Number one, was that she had a very small fuel capacity. She only ran between Wellington and Christchurch, New Zealand, and had no need of large tankage for that purpose. The cost of increasing the tankage so that she would be suitable for the proposed ministry would be prohibitive.
Another thing, was that the ship had virtually no freezer capacity, nor was the galley equipped with either the necessary cooking facilities nor the room to build such. As a day ferry, they did the cooking for passengers on shore, and just had warming capability.
I made my survey report listing all of the above, and sent it to Lausanne, with the recommendation that they look for another vessel. I have yet to get a response from YWAM.
In subsequent days, we heard that God had indeed confirmed that the "Maori" was the ship for YWAM. People began to arrive in N.Z. from overseas and some local folks also sold homes, left jobs or other ministries to join in this project. They asked for permission to go aboard the ship prior to the final payment, and the owners did allow them aboard, but with the stipulation that they were only to clean up, and that no changes were to be made structurally.
The allotted time for the final payment came and went, without provision of the funds. An extension was requested, and the owners graciously allowed it. Sometime during this time frame, it was common knowledge in the church community that YWAM had decided the money had been withheld because there was "sin in the camp." They settled on a pastor and his wife who had left their church to join the group, and they departed broken-hearted.
Of course the time extension also ran out, and YWAM lost the ship. Of course the people who had joined the group in N.Z. and had worked aboard the ship expecting to be part of the ministry, were devastated. As mentioned earlier, some had left jobs, sold homes, etc. And because the "prophecies" that had been given in England, the U.S.A. etc. were so definite that the "Maori" was God's ship for YWAM, when the ship was finally sent to the wrecking yard in Asia for scrap, not only were the Christians involved severely hurt, but the non-believers in N.Z. laughed those who had been deceived to scorn. The credibility of the Christian church in general was hurt severely among the unbelievers as well as many in the church.
In the evaluation of Cunningham and Rogers' Is That Really You, God? Hearing The Voice Of God by Rev. Greg Robertson, a quote from page 107 of that work appears on page 29 of Robertson's paper.......... "Page 107 'It was a simple story, really. Yes, God had told us to get a ship, and repeatedly He had confirmed His guidance using all the ways we had learned for hearing His voice. He used the Wise Men Principle; He used Scriptures which He seemed to lift off the pages for us; He used provision of money and people, and that inner conviction -- but we had failed in the way (emphasis in original) we had carried out His guidance. We had subtly turned from the Giver to the gift.' Apparently the one Loren Cunningham had asked to do the survey was not considered one of the 'Wise Men' in the said 'Principle'."

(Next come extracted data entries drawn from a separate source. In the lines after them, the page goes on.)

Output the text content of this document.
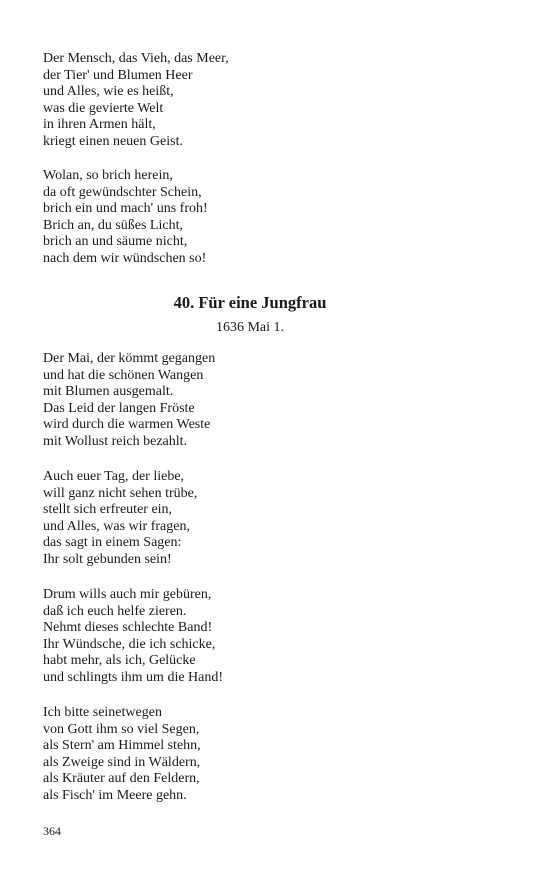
Der Mensch, das Vieh, das Meer,
der Tier' und Blumen Heer
und Alles, wie es heißt,
was die gevierte Welt
in ihren Armen hält,
kriegt einen neuen Geist.
Wolan, so brich herein,
da oft gewündschter Schein,
brich ein und mach' uns froh!
Brich an, du süßes Licht,
brich an und säume nicht,
nach dem wir wündschen so!
40. Für eine Jungfrau
1636 Mai 1.
Der Mai, der kömmt gegangen
und hat die schönen Wangen
mit Blumen ausgemalt.
Das Leid der langen Fröste
wird durch die warmen Weste
mit Wollust reich bezahlt.
Auch euer Tag, der liebe,
will ganz nicht sehen trübe,
stellt sich erfreuter ein,
und Alles, was wir fragen,
das sagt in einem Sagen:
Ihr solt gebunden sein!
Drum wills auch mir gebüren,
daß ich euch helfe zieren.
Nehmt dieses schlechte Band!
Ihr Wündsche, die ich schicke,
habt mehr, als ich, Gelücke
und schlingts ihm um die Hand!
Ich bitte seinetwegen
von Gott ihm so viel Segen,
als Stern' am Himmel stehn,
als Zweige sind in Wäldern,
als Kräuter auf den Feldern,
als Fisch' im Meere gehn.
364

Of course all of the above is ... anecdotal; but it is also as accurate as I can make it.
There is one further thing that I have no first hand knowledge of, but which came to me as the truth, and that is that YWAM is supposed to have been offered a hospital ship for the sum of one dollar per year, with the stipulation that if war broke out that the ship would revert to the gov't., and that it must be returned in as good condition as it was received. If true, that ship would have been ideal for the proposed ministry. Perhaps someone else might have some knowledge of the truth or falsity of this.
Sandy, you may do as you wish with the above..... edit it as you see fit, as long as the gist is kept.